The gender commonly associated with names changes over times. In the chart below, names were thought of as female when they appear near the top, and male when they appear near the bottom. You can change the names that are displayed below.
When you enter your first name and birth year, this application looks your name up in the Social Security Administration’s dataset of baby names. It figures out the proportion of male and female births for the year you were born, and guesses your gender based on that.
This application is based on the gender package for R, which does this prediction in a more sophisticated way. For example, the gender package makes corrections to biases in the SSA dataset, and lets you predict gender based on a range of birth years. It also lets you use other datasets from other times and places. Currently the gender package has two main datasets: the SSA dataset for the twentieth-century United States and a Census dataset for the nineteenth-century United States.
A common problem in historical research is that one has a list of names and wishes to infer additional information from it. Think, for example, of these kinds of lists: company payrolls, military rosters, passenger bookings, records of correspondence, or lists of published works. Some of these records might contain associated information such as a person’s address, age, or rank, while others contain little more than a list of personal names. A common question in the history of American religion, for example, is whether more women than men participated in a church or religious group. A simple membership roll might contain names, but it is unlikely to identify the gender of the members. One might also ask a question about changing patterns in male and female authorship of books. Library catalogs contain enormous amounts of data about publication, but they do not record the gender of authors.
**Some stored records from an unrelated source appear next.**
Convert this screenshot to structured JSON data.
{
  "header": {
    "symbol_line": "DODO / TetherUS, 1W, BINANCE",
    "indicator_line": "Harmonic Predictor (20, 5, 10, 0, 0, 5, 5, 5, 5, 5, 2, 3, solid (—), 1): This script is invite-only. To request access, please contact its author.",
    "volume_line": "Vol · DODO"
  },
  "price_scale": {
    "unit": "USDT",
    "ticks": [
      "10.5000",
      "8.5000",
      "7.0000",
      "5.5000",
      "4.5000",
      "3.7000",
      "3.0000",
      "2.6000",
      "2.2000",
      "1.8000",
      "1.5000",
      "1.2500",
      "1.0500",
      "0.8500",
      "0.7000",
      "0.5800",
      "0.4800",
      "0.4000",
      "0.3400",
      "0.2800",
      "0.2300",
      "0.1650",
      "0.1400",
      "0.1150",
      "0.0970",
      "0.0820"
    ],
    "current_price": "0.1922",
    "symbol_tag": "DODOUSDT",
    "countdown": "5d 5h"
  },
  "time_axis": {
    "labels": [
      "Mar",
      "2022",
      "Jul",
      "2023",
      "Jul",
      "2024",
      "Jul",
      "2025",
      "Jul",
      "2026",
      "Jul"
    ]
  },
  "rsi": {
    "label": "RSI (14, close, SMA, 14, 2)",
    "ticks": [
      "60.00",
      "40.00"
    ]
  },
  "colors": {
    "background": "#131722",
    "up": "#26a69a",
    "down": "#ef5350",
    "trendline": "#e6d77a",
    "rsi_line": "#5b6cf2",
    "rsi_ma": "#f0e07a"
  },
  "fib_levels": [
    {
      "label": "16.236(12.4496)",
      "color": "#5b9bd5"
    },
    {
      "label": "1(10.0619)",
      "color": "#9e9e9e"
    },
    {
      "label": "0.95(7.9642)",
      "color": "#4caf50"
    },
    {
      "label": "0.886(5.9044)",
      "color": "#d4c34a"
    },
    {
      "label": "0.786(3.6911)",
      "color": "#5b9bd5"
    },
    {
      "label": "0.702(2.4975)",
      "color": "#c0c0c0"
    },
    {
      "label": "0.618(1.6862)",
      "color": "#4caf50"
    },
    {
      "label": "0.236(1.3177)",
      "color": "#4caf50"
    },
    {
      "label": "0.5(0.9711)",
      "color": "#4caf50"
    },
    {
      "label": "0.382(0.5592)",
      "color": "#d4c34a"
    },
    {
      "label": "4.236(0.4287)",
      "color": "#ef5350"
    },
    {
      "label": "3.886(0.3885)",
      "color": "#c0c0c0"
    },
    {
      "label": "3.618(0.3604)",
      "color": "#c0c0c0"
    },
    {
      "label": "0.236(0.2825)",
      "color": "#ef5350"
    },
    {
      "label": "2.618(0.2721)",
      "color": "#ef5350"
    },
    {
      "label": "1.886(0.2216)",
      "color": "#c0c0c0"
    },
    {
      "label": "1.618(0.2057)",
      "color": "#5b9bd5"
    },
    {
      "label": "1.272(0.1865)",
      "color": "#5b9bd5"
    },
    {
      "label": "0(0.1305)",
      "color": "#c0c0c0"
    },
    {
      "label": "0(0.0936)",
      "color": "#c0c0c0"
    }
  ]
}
If a historian tried to guess the gender of historical names using contemporary data, then he or she would likely make errors when naming conventions changed. Predicting gender from first names requires a fundamentally historical method.
Sorry. The percentages just might not represent you. And if you weren’t born in the United States, then the data is far less likely to represent you accurately. And of course the application can be as good as the data that is supplied to it. In particular, it has to use the same categories as that data.
For performance reasons, I'm only using names that have been used at least 5,000 times for people born in the United States in the past 130 years. That's about 3,500 names. The complete SSA dataset has roughly 91,000 names.
I made this to experiment with Shiny web application framework for R by RStudio. (Turns out that Shiny is pretty awesome.) But it is also intended as a demonstration of the basics of the gender package’s historical method.